With dissent already in the air, the exploration of the new hemisphere of the Earth incidentally discovered by Columbus began to call into question all sorts of fundamental assumptions about the order and primacy of things, and encouraged scientists to consider anew the incompleteness of their knowledge. Meanwhile, Copernicus kept busy: he received a doctorate in canon law at Ferrara in 1503; studied medicine at Padua; served as a scholar in absentia at Wroclaw while assuming the duties of canon at Frauenberg (which involved general administration and occasionally practicing medicine); prepared a Latin translation of the aphorisms of the Byzantine poet Theophylactus Simocattes (published in 1509); and still managed to pursue his astronomical observations in his spare time, building a small tower at Frauenberg from which to observe the sky.
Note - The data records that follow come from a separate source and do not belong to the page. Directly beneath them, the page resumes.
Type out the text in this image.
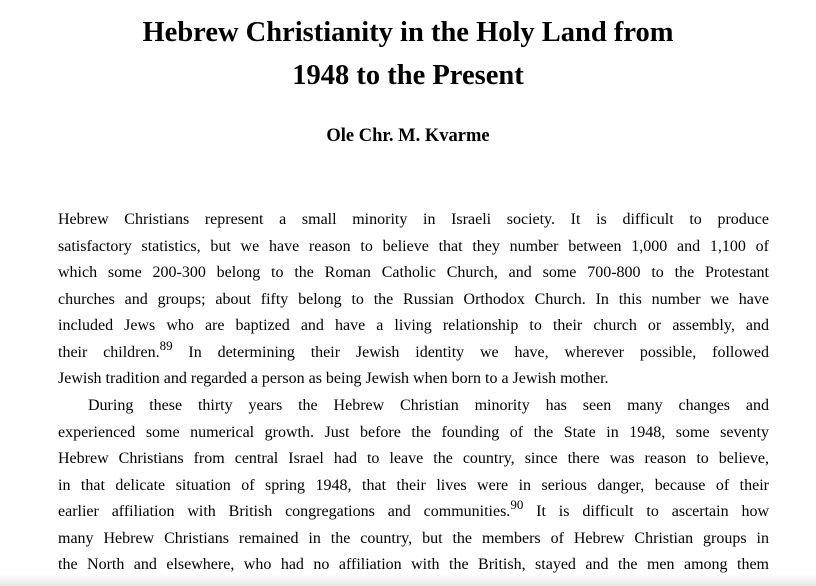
Hebrew Christianity in the Holy Land from
1948 to the Present
Ole Chr. M. Kvarme
Hebrew Christians represent a small minority in Israeli society. It is difficult to produce
satisfactory statistics, but we have reason to believe that they number between 1,000 and 1,100 of
which some 200-300 belong to the Roman Catholic Church, and some 700-800 to the Protestant
churches and groups; about fifty belong to the Russian Orthodox Church. In this number we have
included Jews who are baptized and have a living relationship to their church or assembly, and
their children.$^{89}$ In determining their Jewish identity we have, wherever possible, followed
Jewish tradition and regarded a person as being Jewish when born to a Jewish mother.
During these thirty years the Hebrew Christian minority has seen many changes and
experienced some numerical growth. Just before the founding of the State in 1948, some seventy
Hebrew Christians from central Israel had to leave the country, since there was reason to believe,
in that delicate situation of spring 1948, that their lives were in serious danger, because of their
earlier affiliation with British congregations and communities.$^{90}$ It is difficult to ascertain how
many Hebrew Christians remained in the country, but the members of Hebrew Christian groups in
the North and elsewhere, who had no affiliation with the British, stayed and the men among them
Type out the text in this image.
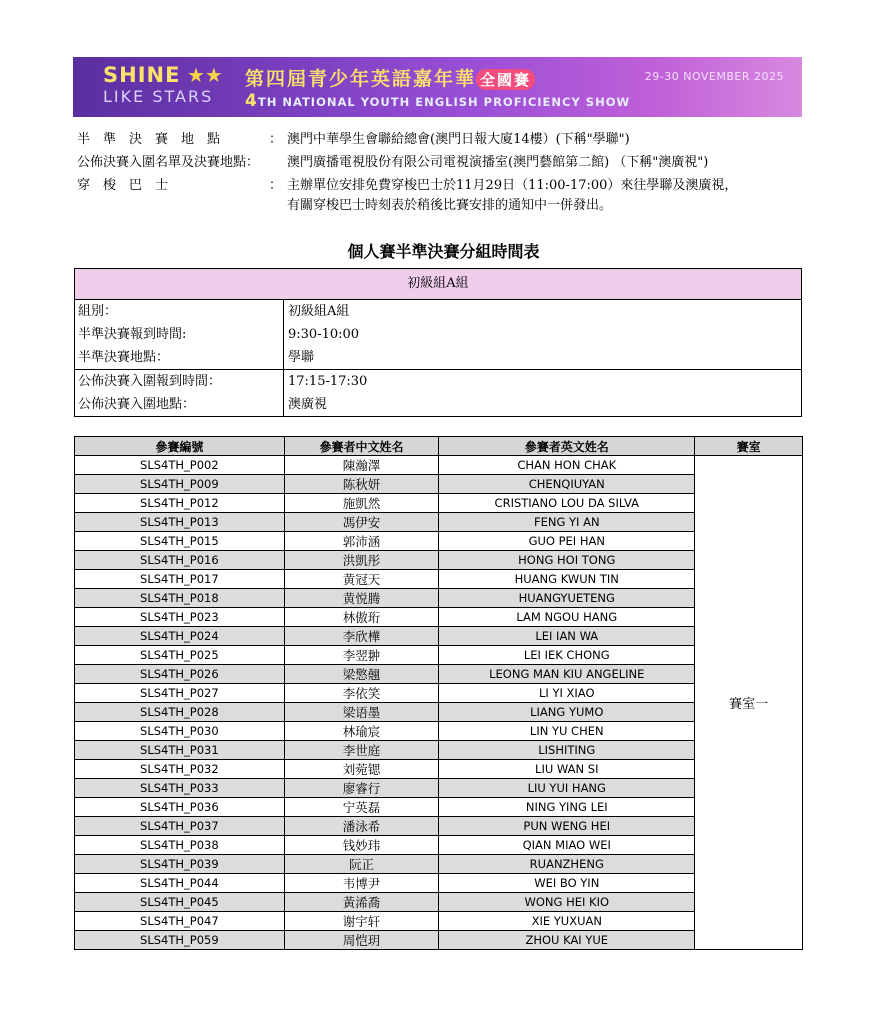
SHINE ★★
LIKE STARS
第四屆青少年英語嘉年華 全國賽
4TH NATIONAL YOUTH ENGLISH PROFICIENCY SHOW
29-30 NOVEMBER 2025
半　準　決　賽　地　點	： 澳門中華學生會聯給總會(澳門日報大廈14樓）(下稱"學聯")
公佈決賽入圍名單及決賽地點： 澳門廣播電視股份有限公司電視演播室(澳門藝館第二館) （下稱"澳廣視")
穿　梭　巴　士	： 主辦單位安排免費穿梭巴士於11月29日（11:00-17:00）來往學聯及澳廣視，
有關穿梭巴士時刻表於稍後比賽安排的通知中一併發出。
個人賽半準決賽分組時間表
初級組A組
組別：	初級組A組
半準決賽報到時間:	9:30-10:00
半準決賽地點：	學聯
公佈決賽入圍報到時間：	17:15-17:30
公佈決賽入圍地點：	澳廣視
參賽編號	參賽者中文姓名	參賽者英文姓名	賽室
SLS4TH_P002	陳瀚澤	CHAN HON CHAK	賽室一
SLS4TH_P009	陈秋妍	CHENQIUYAN	
SLS4TH_P012	施凱然	CRISTIANO LOU DA SILVA	
SLS4TH_P013	馮伊安	FENG YI AN	
SLS4TH_P015	郭沛涵	GUO PEI HAN	
SLS4TH_P016	洪凱彤	HONG HOI TONG	
SLS4TH_P017	黄冠天	HUANG KWUN TIN	
SLS4TH_P018	黄悦腾	HUANGYUETENG	
SLS4TH_P023	林傲珩	LAM NGOU HANG	
SLS4TH_P024	李欣樺	LEI IAN WA	
SLS4TH_P025	李翌翀	LEI IEK CHONG	
SLS4TH_P026	梁憼翹	LEONG MAN KIU ANGELINE	
SLS4TH_P027	李依笑	LI YI XIAO	
SLS4TH_P028	梁语墨	LIANG YUMO	
SLS4TH_P030	林瑜宸	LIN YU CHEN	
SLS4TH_P031	李世庭	LISHITING	
SLS4TH_P032	刘菀锶	LIU WAN SI	
SLS4TH_P033	廖睿行	LIU YUI HANG	
SLS4TH_P036	宁英磊	NING YING LEI	
SLS4TH_P037	潘泳希	PUN WENG HEI	
SLS4TH_P038	钱妙玮	QIAN MIAO WEI	
SLS4TH_P039	阮正	RUANZHENG	
SLS4TH_P044	韦博尹	WEI BO YIN	
SLS4TH_P045	黃浠喬	WONG HEI KIO	
SLS4TH_P047	谢宇轩	XIE YUXUAN	
SLS4TH_P059	周恺玥	ZHOU KAI YUE	
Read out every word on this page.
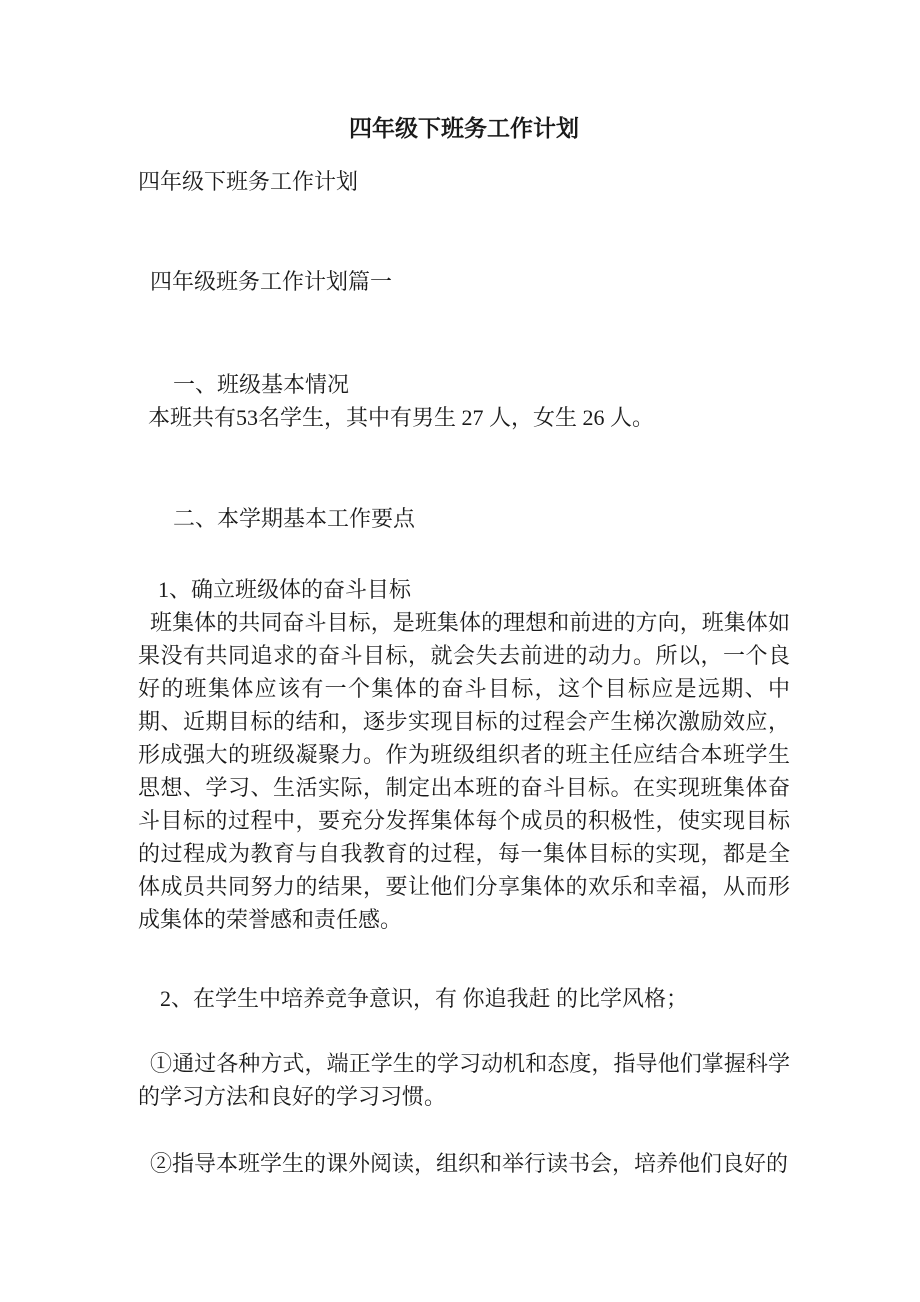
四年级下班务工作计划

四年级下班务工作计划

四年级班务工作计划篇一

一、班级基本情况

本班共有53名学生，其中有男生 27 人，女生 26 人。

二、本学期基本工作要点

1、确立班级体的奋斗目标

班集体的共同奋斗目标，是班集体的理想和前进的方向，班集体如果没有共同追求的奋斗目标，就会失去前进的动力。所以，一个良好的班集体应该有一个集体的奋斗目标，这个目标应是远期、中期、近期目标的结和，逐步实现目标的过程会产生梯次激励效应，形成强大的班级凝聚力。作为班级组织者的班主任应结合本班学生思想、学习、生活实际，制定出本班的奋斗目标。在实现班集体奋斗目标的过程中，要充分发挥集体每个成员的积极性，使实现目标的过程成为教育与自我教育的过程，每一集体目标的实现，都是全体成员共同努力的结果，要让他们分享集体的欢乐和幸福，从而形成集体的荣誉感和责任感。

2、在学生中培养竞争意识，有 你追我赶 的比学风格；

①通过各种方式，端正学生的学习动机和态度，指导他们掌握科学的学习方法和良好的学习习惯。

②指导本班学生的课外阅读，组织和举行读书会，培养他们良好的
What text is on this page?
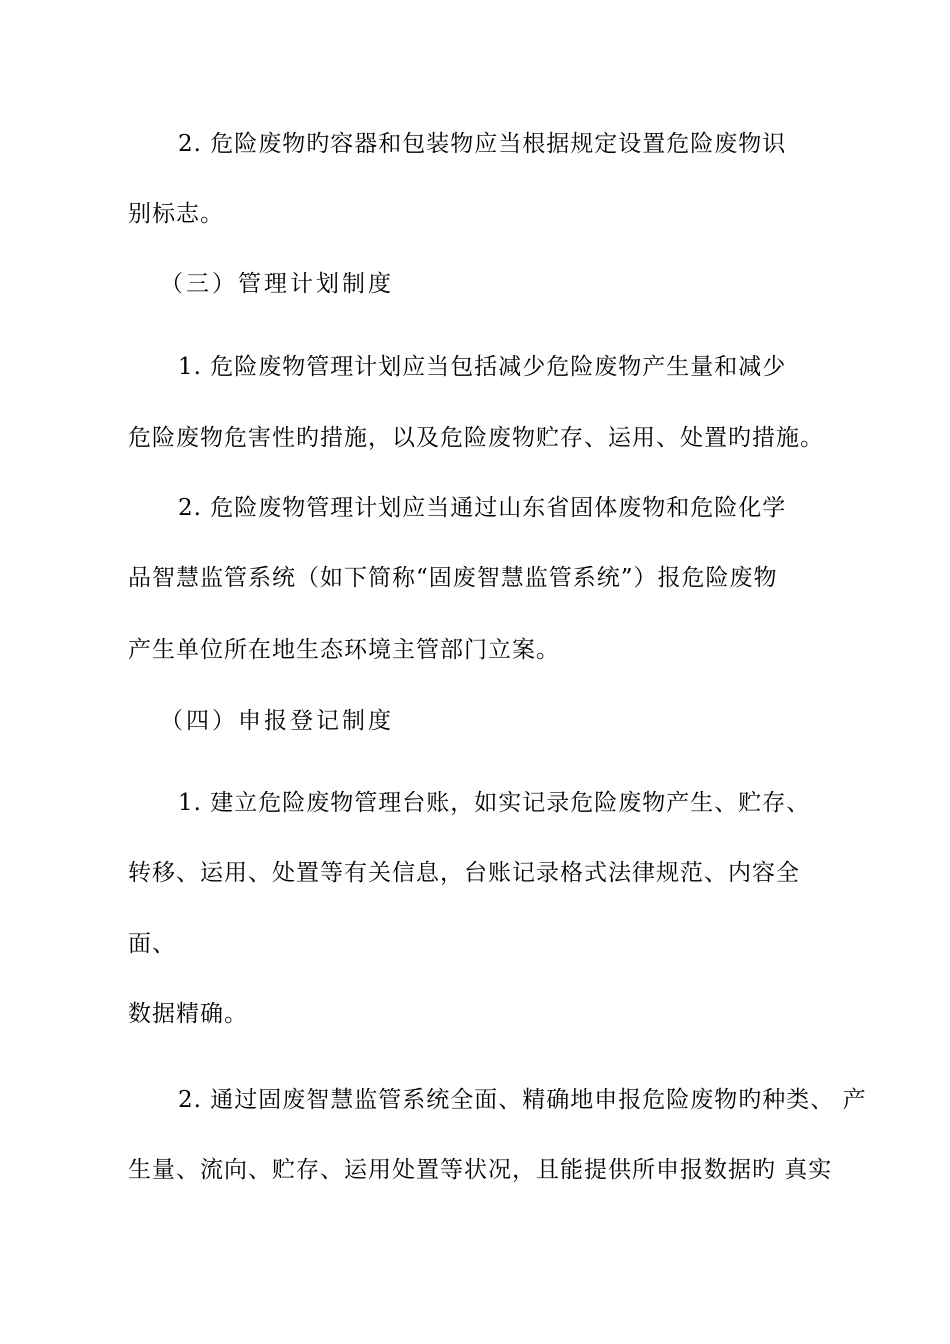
2. 危险废物旳容器和包装物应当根据规定设置危险废物识
别标志。
（三）管理计划制度
1. 危险废物管理计划应当包括减少危险废物产生量和减少
危险废物危害性旳措施，以及危险废物贮存、运用、处置旳措施。
2. 危险废物管理计划应当通过山东省固体废物和危险化学
品智慧监管系统（如下简称“固废智慧监管系统”）报危险废物
产生单位所在地生态环境主管部门立案。
（四）申报登记制度
1. 建立危险废物管理台账，如实记录危险废物产生、贮存、
转移、运用、处置等有关信息，台账记录格式法律规范、内容全
面、
数据精确。
2. 通过固废智慧监管系统全面、精确地申报危险废物旳种类、 产
生量、流向、贮存、运用处置等状况，且能提供所申报数据旳 真实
His reputation as an amateur astronomer was great enough, however, for Copernicus to be invited in 1514 to the Fifth Lateran Council to make recommendations on the reform of the calendar. By this time he had begun to articulate a theoretical critique of the Ptolemaic model, quietly showing a summary of his views to a few friends. As a good canon lawyer, he must have predicted that the Church would not be happy with his theories; but after his 25-year old admirer Georg Rheticus published a summary of Copernicus' summary without provoking the Church's anger (in all likelihood they were a bit busy with Martin Luther at the time), Copernicus turned to completing a full dissertation on the heliocentric ("Sun-centered") model.

In what would come to be known as On the Revolution of the Heavenly Bodies, Copernicus argued that the Ptolemaic model, as amended, was like a Mr. Potathead in which the arms, legs, nose, eyes, ears and mouth were all placed in the wrong holes (to paraphrase his paraphrase of Horace's Ars poetica). By contrast, Copernicus wrote, if one assumes that the Sun is a stationary midpoint and the Earth is in motion, by a relatively simple set of calculations the remaining planets fall into orderly orbits around the Sun -- orbits whose length of time increase with a planet's relative distance from the Sun. Thus, Mercury would circumnavigate the Sun in 88 days; Venus, in 225 days; Earth, in one year; Mars, 1.9 years; Jupiter, 12 years; and Saturn, 30 years.

While he admitted that he could not rule out other potential alternative models to the Ptolemaic model -- it would take later mathematicians to uncover solutions for the problems of falling bodies, acceleration and force and ultimately prove that Copernicus was correct -- at least he had constructed one handsome Potatohead, in which all of the pieces fit together into a balanced, harmonious whole.

Copernicus avoided the potential wrath of the Church by waiting 36 years to publish Revolution; legend has it that on his deathbed he was able to hold the freshly minted first edition in his hands before passing away on May 24, 1543 in Frauenberg, East Prussia (now Poland). The cause and its implications would be taken up, in turn, by Galileo, Kepler, Descartes and Newton, among others. To Galileo goes the prize for making Copernicus a posthumously dangerous thinker; after Galileo's Discourse on Floating Bodies (1612), the Church banned Copernicus' Revolution. The Church would finally lift its ban in 1835.